To give a sense of what this means in terms of spatial resolution, and assuming a global dataset where the full spatial extent is stored in a single chunk, you would have the following dimensions of your dataset:

import numpy as np
datatypes = ["float16", "float32", "float64"]
total_global_chunk_size_mb = 8

for data_type in datatypes:
    # Determine the size in bytes of each data value
    dtype = np.dtype(data_type)
    # calcuate the itemsize in megabytes
    itemsize_mb = dtype.itemsize/1024/1024
    y_dim = np.sqrt(total_global_chunk_size_mb/2/itemsize_mb)
    x_dim = y_dim * 2
    x_deg = np.round(180/y_dim, 3)
    y_deg = np.round(360/x_dim, 3)
    # Source for lat/lon degrees conversion to meters: https://www.sco.wisc.edu/2022/01/21/how-big-is-a-degree/
    deg_to_km = (111000/1000)
    
    print(f"For data type {dtype}, an 8MB spatial dataset would have:")
    print(f"* Dimensions: {int(np.round(y_dim))} x {int(np.round(x_dim))}")
    print(f"* Degrees for global data: {np.round(180/y_dim, 3)} x {np.round(360/x_dim, 3)}")
    
    # Some sources calculate that a degree of longitude at the equator is 111,319.5 meters, but this is just a ballpark figure for the spatial resolution.
    print(f"* Approximate kilometers(km) at the equator: {int(np.round(deg_to_km * y_deg))} x {int(np.round(deg_to_km * x_deg, 0))}\n")
For data type float16, an 8MB spatial dataset would have:
* Dimensions: 1448 x 2896
* Degrees for global data: 0.124 x 0.124
* Approximate kilometers(km) at the equator: 14 x 14

For data type float32, an 8MB spatial dataset would have:
* Dimensions: 1024 x 2048
* Degrees for global data: 0.176 x 0.176
* Approximate kilometers(km) at the equator: 20 x 20

For data type float64, an 8MB spatial dataset would have:
* Dimensions: 724 x 1448
* Degrees for global data: 0.249 x 0.249
* Approximate kilometers(km) at the equator: 28 x 28

If your dataset has a higher resolution than what is listed above, you will either want to chunk your data spatially or create a pyramid or both. Having spatially chunked data can also impact performance at low zoom levels, so you should try chunks significantly smaller than 8MB, say 4MB. Assuming the spatial extent of your data is larger than 16MB, you will probably want to create a pyramid.

It’s common to prefer larger chunk sizes for analysis workflows. These situations may motivate creating pyramids with small chunks for visualization purposes.
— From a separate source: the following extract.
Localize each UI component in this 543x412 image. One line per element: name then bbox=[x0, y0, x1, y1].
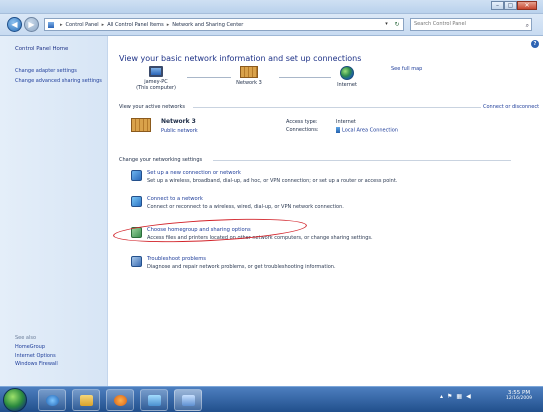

The Zarr V3 sharding extension may help in the future with the trade-off between chunk size and number of chunks at different zoom levels. Sharding stores multiple chunks together in one object, so range requests for small chunks will still work for high (zoomed in) zoom levels while the potential to concatenate adjacent ranges into a single request means multiple chunks or an entire shard could be read in one request for low (zoomed out) zoom levels.